Mientras que Núñez daba su reporte frente a una multitud de chocos que vitoreaba a Andrés Manuel y lo aplaudía a él, AMLO era recibido por más de dos mil campesinos indígenas en el remoto pueblo de Tlatlauquitepec. Muchos tuvieron que caminar dos o tres horas para llegar al mitin.
Núñez presentó un diagnóstico sombrío de su estado. Yo conocí muy jovencito Tabasco, en la época en que se vivía la gestión de don Carlos Madrazo, quien transformó la entidad en seis años. Hoy el edén está dilapidado. A pesar de sus enormes recursos naturales, su posición estratégica y la riqueza petrolera, 60 por ciento de los tabasqueños padecen pobreza, y un tercio miseria. Hay deterioro educativo, alimentario y de salud. En contraste, la burocracia tabasqueña ha recibido en los 12 años recientes 189 mil millones de pesos y tiene el primer lugar en las participaciones federales. Una plutocracia rapaz que ha despilfarrado esos recursos.
El Tabasco decadente es reflejo de la decadencia del país. No hay una sola vertiente en nuestra vida colectiva que esté en buen orden. De ninguna puede esperarse en el futuro próximo una clara recuperación. Incluso hay quienes dudan de la viabilidad del Estado nacional. El estancamiento económico, la desigualdad y la pobreza se han acentuado. El desempleo, la corrupción y la impunidad, la emigración masiva, la falta de oportunidades son tan grandes como en Tabasco. En la esfera de la vida pública, la corrupción y la impunidad han llegado a extremos inauditos que son la otra cara de la moneda del estancamiento y de la decadencia económica. Las instituciones están distorsionadas por la descomposición de la clase política. Las elecciones no son confiables, la lucha por el poder está manchada por trampas y abusos. Los líderes han perdido sus referentes ideológicos. Se extiende el cinismo, no sólo entre los políticos, sino en una buena parte de las elites. La de los intelectuales no en menor medida.
Cualquier observador objetivo verá que este hundimiento progresivo requeriría de una inmensa energía colectiva para lograr un renacimiento. Ante este derrumbe, gran parte de la población, millones, dormitan. Un lector me pregunta “¿cuál es el destino de nosotros, los que no hemos despertado y que quizá nunca lo hagamos? ¿Nos van a despertar a fuerza?” ¡No se preocupe! Las circunstancias los harán despertar.
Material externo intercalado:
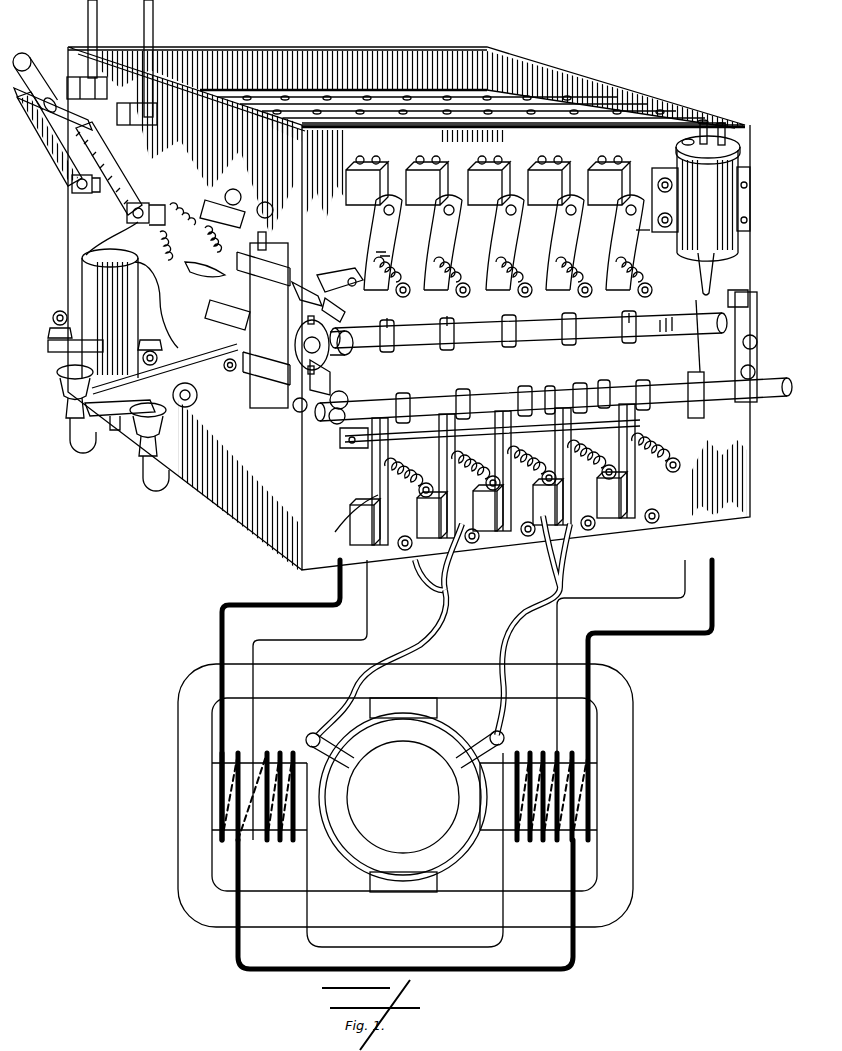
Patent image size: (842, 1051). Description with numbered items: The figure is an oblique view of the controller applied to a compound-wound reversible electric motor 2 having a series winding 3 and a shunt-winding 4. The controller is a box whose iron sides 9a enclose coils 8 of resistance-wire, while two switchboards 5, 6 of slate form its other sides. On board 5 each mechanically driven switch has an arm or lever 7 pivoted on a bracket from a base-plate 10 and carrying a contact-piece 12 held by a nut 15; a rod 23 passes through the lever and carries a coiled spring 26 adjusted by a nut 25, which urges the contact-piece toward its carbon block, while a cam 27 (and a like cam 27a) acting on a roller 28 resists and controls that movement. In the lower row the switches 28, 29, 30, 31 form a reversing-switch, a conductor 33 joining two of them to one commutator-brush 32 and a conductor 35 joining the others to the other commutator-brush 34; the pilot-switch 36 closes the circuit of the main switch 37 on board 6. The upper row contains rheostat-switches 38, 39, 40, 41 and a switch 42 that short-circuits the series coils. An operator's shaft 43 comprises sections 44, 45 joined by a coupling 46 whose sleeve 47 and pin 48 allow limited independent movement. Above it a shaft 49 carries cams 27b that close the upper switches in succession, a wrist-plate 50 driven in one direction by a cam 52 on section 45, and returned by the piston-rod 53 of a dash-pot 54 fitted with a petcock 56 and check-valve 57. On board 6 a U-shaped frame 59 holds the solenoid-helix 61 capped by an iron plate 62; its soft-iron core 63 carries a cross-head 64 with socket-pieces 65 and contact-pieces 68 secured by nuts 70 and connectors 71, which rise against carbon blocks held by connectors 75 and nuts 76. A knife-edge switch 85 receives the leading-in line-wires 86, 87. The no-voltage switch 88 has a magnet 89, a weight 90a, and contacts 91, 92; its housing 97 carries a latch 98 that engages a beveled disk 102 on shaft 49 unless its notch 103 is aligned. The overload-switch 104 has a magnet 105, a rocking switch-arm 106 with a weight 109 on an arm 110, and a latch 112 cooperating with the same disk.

The electric motor 2 is at (622, 755).
The series winding 3 is at (590, 790).
The shunt-winding 4 is at (428, 795).
The switchboard 5 is at (526, 347).
The switchboard 6 is at (185, 308).
The arm or lever 7 is at (504, 242).
The coils of resistance-wire 8 is at (370, 92).
The sides of box 9a is at (243, 48).
The base-plate 10 is at (388, 249).
The contact-piece 12 is at (512, 190).
The nut 15 is at (644, 237).
The rod 23 is at (524, 299).
The nut 25 is at (662, 310).
The coiled spring 26 is at (511, 264).
The cam 27 is at (495, 391).
The end clamp 27a is at (654, 385).
The cams 27b is at (515, 338).
The roller 28 is at (478, 417).
The switch 29 is at (504, 511).
The switch 30 is at (458, 572).
The switch 31 is at (532, 545).
The commutator-brush 32 is at (382, 787).
The conductor 33 is at (382, 662).
The commutator-brush 34 is at (480, 734).
The conductor 35 is at (523, 661).
The pilot-switch 36 is at (650, 494).
The main switch 37 is at (55, 352).
The rheostat-switch 38 is at (367, 172).
The rheostat-switch 39 is at (427, 172).
The rheostat-switch 40 is at (489, 172).
The rheostat-switch 41 is at (549, 172).
The switch 42 is at (609, 172).
The shaft 43 is at (546, 390).
The shaft section 44 is at (490, 426).
The shaft section 45 is at (700, 392).
The coupling 46 is at (606, 380).
The sleeve 47 is at (312, 345).
The pin 48 is at (333, 310).
The shaft 49 is at (690, 318).
The wrist-plate 50 is at (740, 339).
The cam 52 is at (698, 359).
The piston-rod 53 is at (712, 266).
The dash-pot 54 is at (701, 198).
The petcock 56 is at (730, 130).
The check-valve 57 is at (704, 120).
The U-shaped frame 59 is at (156, 305).
The solenoid-helix 61 is at (110, 318).
The iron plate 62 is at (110, 250).
The soft-iron core 63 is at (100, 416).
The cross-head 64 is at (116, 430).
The socket-pieces 65 is at (62, 394).
The contact-piece 68 is at (60, 380).
The nut 70 is at (66, 430).
The connector 71 is at (72, 448).
The connector 75 is at (60, 311).
The nut 76 is at (48, 330).
The knife-edge switch 85 is at (120, 158).
The leading-in line-wire 86 is at (153, 22).
The leading-in line-wire 87 is at (88, 18).
The no-voltage switch 88 is at (144, 229).
The magnet 89 is at (265, 202).
The weight 90a is at (210, 272).
The contact-point 91 is at (216, 239).
The contact-piece 92 is at (266, 240).
The housing 97 is at (335, 271).
The latch 98 is at (315, 294).
The disk 102 is at (347, 332).
The notch 103 is at (311, 345).
The overload-switch 104 is at (252, 408).
The magnet 105 is at (210, 308).
The rocking switch-arm 106 is at (228, 372).
The weight 109 is at (192, 405).
The arm 110 is at (165, 369).
The latch 112 is at (316, 392).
Ortega y Gasset decía: yo soy yo y mi circunstancia. Si nuestra circunstancia se corrompe, nosotros nos corromperemos con ella. Si vivimos en una sociedad decadente, nosotros nos vamos volviendo progresivamente decadentes. La única forma de no infectarnos es nadando contra la corriente, participando, comprometiéndonos con el cambio: eso es el despertar.
Para José (Pepe) Rosovsky el despertar “es una verdadera iluminación colectiva, independiente de la evolución de las conciencias privadas… “Aun los nobles de conciencia, los justos (como dice la Biblia) no pueden estar despiertos el 100% de su tiempo, sino que deben de apoyarse mutuamente para mantenerse despiertos una y otra vez… debemos velar para que despertemos todos”.